Example change to hash chunk size:
CHUNK_SIZE = 4 << 20 # 4 MiB for faster sequential reads on SSD
Customizations
- Keep newest instead of lexicographically first:
# replace keeper selection
keeper = min(group, key=lambda p: p.stat().st_mtime) # oldest
# or newest
keeper = max(group, key=lambda p: p.stat().st_mtime)
- Exclude certain extensions:
EXCLUDE = {".iso", ".zip"}
# in iter_files():
if p.suffix.lower() in EXCLUDE:
continue
- Move to a quarantine directory instead of deleting:
quarantine = Path("./.duplicates")
quarantine.mkdir(exist_ok=True)
# replace p.unlink() with
p.replace(quarantine / p.name)
FAQ
- Does it scan subdirectories?
- Yes. It walks the entire tree under the given path.
- Does it follow symlinks?
- No, to avoid loops and surprises.
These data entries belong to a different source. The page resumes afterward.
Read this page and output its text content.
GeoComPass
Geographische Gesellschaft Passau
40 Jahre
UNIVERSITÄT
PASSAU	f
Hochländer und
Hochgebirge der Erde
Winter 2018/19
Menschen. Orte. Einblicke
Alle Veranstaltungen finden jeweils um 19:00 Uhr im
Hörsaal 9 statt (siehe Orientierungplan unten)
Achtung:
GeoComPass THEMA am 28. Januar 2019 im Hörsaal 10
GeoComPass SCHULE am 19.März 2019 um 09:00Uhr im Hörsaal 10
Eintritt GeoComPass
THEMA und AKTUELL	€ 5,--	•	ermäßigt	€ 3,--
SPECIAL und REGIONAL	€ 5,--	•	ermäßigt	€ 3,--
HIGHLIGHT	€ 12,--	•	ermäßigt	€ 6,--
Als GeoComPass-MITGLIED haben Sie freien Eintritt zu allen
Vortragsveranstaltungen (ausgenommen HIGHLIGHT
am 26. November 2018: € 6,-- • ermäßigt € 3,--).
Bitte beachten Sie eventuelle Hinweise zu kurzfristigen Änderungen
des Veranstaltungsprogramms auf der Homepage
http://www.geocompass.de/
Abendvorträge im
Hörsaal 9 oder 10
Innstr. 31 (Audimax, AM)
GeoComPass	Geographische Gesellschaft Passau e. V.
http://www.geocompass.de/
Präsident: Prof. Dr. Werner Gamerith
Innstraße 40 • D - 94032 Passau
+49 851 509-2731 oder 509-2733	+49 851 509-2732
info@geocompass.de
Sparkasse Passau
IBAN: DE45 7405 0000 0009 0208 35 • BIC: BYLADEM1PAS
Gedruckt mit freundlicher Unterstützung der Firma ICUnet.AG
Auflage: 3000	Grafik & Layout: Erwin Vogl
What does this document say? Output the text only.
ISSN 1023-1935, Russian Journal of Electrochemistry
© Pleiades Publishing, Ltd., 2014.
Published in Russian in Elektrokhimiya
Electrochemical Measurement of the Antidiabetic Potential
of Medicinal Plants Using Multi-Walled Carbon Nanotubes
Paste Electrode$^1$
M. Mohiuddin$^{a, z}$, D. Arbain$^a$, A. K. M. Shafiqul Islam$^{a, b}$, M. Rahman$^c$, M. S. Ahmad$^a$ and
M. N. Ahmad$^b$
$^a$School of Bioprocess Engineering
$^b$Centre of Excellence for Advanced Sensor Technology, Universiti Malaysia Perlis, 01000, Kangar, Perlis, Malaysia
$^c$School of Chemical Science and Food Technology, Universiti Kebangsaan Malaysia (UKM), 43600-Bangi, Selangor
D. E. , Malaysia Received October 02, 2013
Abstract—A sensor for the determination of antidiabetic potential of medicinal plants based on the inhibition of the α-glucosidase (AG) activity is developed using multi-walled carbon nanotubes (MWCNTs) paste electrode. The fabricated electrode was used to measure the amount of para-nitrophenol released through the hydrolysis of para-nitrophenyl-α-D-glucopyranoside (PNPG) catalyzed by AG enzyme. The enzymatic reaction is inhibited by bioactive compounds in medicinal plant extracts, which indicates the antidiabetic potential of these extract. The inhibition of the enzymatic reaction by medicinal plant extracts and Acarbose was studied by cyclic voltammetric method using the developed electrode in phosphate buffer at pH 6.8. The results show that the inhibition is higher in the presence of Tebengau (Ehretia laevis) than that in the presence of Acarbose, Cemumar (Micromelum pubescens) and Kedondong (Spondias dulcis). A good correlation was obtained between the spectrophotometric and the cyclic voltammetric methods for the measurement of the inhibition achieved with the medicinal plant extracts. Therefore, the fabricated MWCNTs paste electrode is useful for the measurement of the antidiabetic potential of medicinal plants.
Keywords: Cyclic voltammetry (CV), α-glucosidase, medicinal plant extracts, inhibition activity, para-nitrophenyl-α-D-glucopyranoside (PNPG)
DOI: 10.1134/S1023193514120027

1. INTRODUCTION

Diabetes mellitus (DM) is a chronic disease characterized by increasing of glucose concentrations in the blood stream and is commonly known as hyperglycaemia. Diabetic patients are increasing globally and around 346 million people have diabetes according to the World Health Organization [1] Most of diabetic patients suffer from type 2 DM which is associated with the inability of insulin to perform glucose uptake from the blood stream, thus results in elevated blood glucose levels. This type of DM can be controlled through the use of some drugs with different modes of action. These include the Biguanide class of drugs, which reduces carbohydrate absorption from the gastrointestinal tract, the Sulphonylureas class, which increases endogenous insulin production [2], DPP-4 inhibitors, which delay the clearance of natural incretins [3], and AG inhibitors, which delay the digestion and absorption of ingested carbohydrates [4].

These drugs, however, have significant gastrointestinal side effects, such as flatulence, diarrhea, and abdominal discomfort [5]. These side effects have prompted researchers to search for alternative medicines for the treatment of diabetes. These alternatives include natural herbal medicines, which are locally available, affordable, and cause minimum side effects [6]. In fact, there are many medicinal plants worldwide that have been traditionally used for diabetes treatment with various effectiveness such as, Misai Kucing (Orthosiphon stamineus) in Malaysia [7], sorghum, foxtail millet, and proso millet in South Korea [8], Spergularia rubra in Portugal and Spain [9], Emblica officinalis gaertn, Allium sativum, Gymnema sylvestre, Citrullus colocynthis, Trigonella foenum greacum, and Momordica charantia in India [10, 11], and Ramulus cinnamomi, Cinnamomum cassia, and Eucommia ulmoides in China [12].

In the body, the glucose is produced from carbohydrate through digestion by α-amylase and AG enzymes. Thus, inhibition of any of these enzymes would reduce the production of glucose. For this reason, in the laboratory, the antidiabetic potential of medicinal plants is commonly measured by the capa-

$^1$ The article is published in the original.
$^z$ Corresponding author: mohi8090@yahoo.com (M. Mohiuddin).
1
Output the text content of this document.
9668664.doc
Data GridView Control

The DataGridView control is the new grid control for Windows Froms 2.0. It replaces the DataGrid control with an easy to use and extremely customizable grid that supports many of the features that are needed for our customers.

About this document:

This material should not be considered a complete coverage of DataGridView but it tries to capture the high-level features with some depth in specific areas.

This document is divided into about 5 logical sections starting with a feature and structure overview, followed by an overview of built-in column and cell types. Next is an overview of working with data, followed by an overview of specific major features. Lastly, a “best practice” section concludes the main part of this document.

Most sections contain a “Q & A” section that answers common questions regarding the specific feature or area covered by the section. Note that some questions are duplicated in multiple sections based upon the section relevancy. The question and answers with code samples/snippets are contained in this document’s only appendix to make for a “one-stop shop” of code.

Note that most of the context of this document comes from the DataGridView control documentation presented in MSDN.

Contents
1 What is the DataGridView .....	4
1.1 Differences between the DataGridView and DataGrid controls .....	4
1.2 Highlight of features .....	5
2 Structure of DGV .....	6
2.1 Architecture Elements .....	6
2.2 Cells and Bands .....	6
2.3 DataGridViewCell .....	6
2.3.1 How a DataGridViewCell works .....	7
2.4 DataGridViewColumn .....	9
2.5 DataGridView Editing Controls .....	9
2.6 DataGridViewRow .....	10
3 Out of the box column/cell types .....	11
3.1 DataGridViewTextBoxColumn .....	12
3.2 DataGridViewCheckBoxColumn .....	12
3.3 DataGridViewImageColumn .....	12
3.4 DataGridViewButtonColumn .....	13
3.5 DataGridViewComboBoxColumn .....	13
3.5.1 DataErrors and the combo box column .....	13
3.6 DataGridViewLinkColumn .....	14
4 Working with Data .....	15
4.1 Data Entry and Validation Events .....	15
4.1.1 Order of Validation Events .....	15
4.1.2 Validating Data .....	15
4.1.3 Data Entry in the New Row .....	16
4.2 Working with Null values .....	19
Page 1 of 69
You can change os.walk(..., followlinks=True) if you need it.
- Can it handle huge files (GBs)?
- Yes. Hashing streams in fixed-size chunks; memory usage stays low.
- Are partial-hash collisions a risk?
- No for correctness: full hashes verify before deletion. The partial step only saves work.
- Can I replace duplicates with hard links instead of deleting?
- Not in this minimal script. You could keep one file, delete the duplicate, then os.link(keeper, duplicate_path) to hardlink, but ensure both are on the same filesystem.